Monday, December 04, 2006

Enough to Make an Environmentalist Weep


Sometimes there is no limit to excess as this story in the Guardian illustrates:

"...if you want something so weird that, when you stop to consider it, it may well make the historians of tomorrow blanch, it is the current craze for popping over to New York to do the shopping. With the pound now close to two dollars, almost every newspaper has been advertising the delights of heading for the airport with a couple of empty suitcases. From jeans to sneakers, digital cameras to handbags, cleansing balm to CDs, who could resist the lures of Macy's, Bloomingdales or New York's branches of Virgin, Apple and Gap?

"Put the shopping mania and the flying mania together and you get what has become glamour for the middle classes, if not quite the masses. Once hopping over to America for the weekend was the kind of thing you read about Hollywood legends or City tycoons doing; now it's available to most people on a salary, if they want it badly enough. We shouldn't be snobbish: flying to shop is not intrinsically worse than flying to see old buildings. But it is environmentally suicidal. Mad. Bonkers.

"Yet it is a madness that feeds on itself. A different segment of the air travel market makes the point eloquently. Apparently the pre-Christmas alpine skiing season is in trouble for the obvious reason - lack of snow. Races have been cancelled from France to Norway. Here is yet another small piece of the mountain of evidence about global warming, to which the air travel mania so notably contributes. And what is our reaction? Apparently it is to head for North America - I mean fly there, of course - where the snow is still plentiful and the skiing top notch.

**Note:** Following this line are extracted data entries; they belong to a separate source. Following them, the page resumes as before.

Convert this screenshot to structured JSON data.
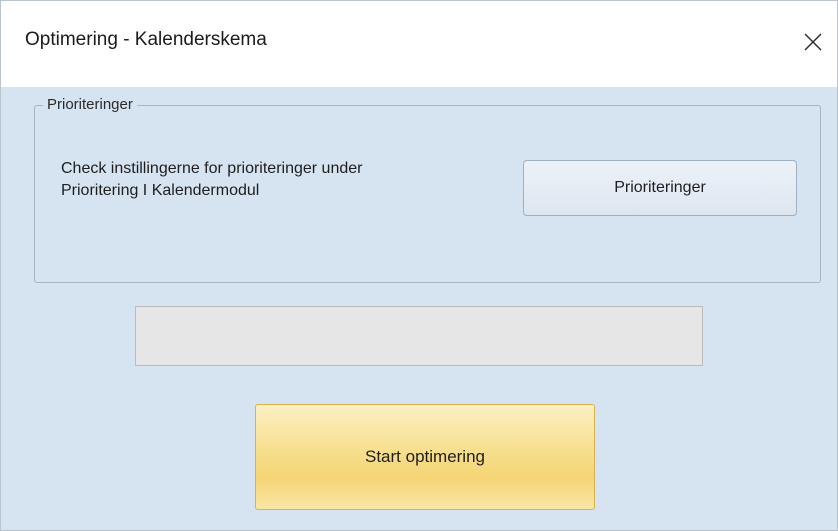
{
  "window": {
    "title": "Optimering - Kalenderskema"
  },
  "group": {
    "legend": "Prioriteringer",
    "info_line1": "Check instillingerne for prioriteringer under",
    "info_line2": "Prioritering I Kalendermodul",
    "button_label": "Prioriteringer"
  },
  "progress": {
    "value_percent": 0
  },
  "actions": {
    "start_label": "Start optimering"
  },
  "colors": {
    "background": "#d6e3f1",
    "start_button": "#f7df8c",
    "progress_track": "#e6e6e6"
  },
  "icons": {
    "close": "close-icon"
  }
}
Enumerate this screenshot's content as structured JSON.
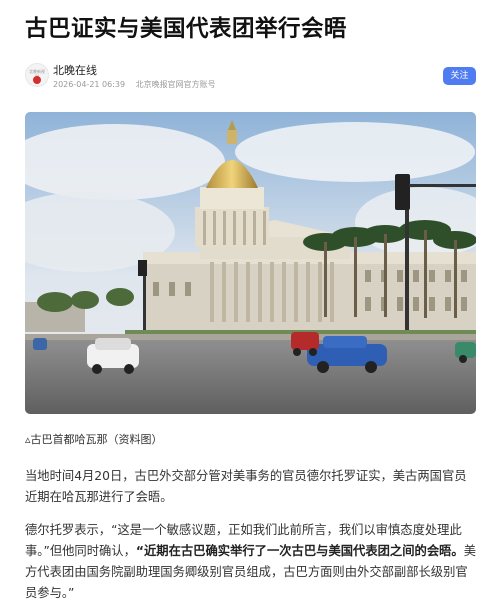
{
  "article": {
    "title": "古巴证实与美国代表团举行会晤"
  },
  "author": {
    "avatar_text": "北晚新视觉",
    "name": "北晚在线",
    "time": "2026-04-21 06:39",
    "account": "北京晚报官网官方账号",
    "follow_label": "关注"
  },
  "image": {
    "caption": "▵古巴首都哈瓦那（资料图）"
  },
  "body": {
    "p1": "当地时间4月20日，古巴外交部分管对美事务的官员德尔托罗证实，美古两国官员近期在哈瓦那进行了会晤。",
    "p2_lead": "德尔托罗表示，“这是一个敏感议题，正如我们此前所言，我们以审慎态度处理此事。”但他同时确认，",
    "p2_bold": "“近期在古巴确实举行了一次古巴与美国代表团之间的会晤。",
    "p2_tail": "美方代表团由国务院副助理国务卿级别官员组成，古巴方面则由外交部副部长级别官员参与。”"
  },
  "colors": {
    "accent": "#4f7cf0",
    "title": "#111111",
    "meta": "#999999"
  },
  "icons": {
    "avatar": "logo-avatar-icon"
  }
}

"We know it's not sustainable. Yet millions of us, probably most of us, are terrible hypocrites. We want to do something about global warming. The thought of those sparkling glaciers disappearing into history is terrible. But this year, at any rate, the skiing break matters more. Who knows how often the chance will come? Let's not linger. The same goes for shopping and the weak dollar (caused in part by the awesome overhang of US debt, another symptom of the consumer economy running riot). This is not sustainable but it's here, now, so let's grab those suitcases and head to the airport."

Yeah, well I still don't think you need a big-arsed SUV just to fetch your groceries!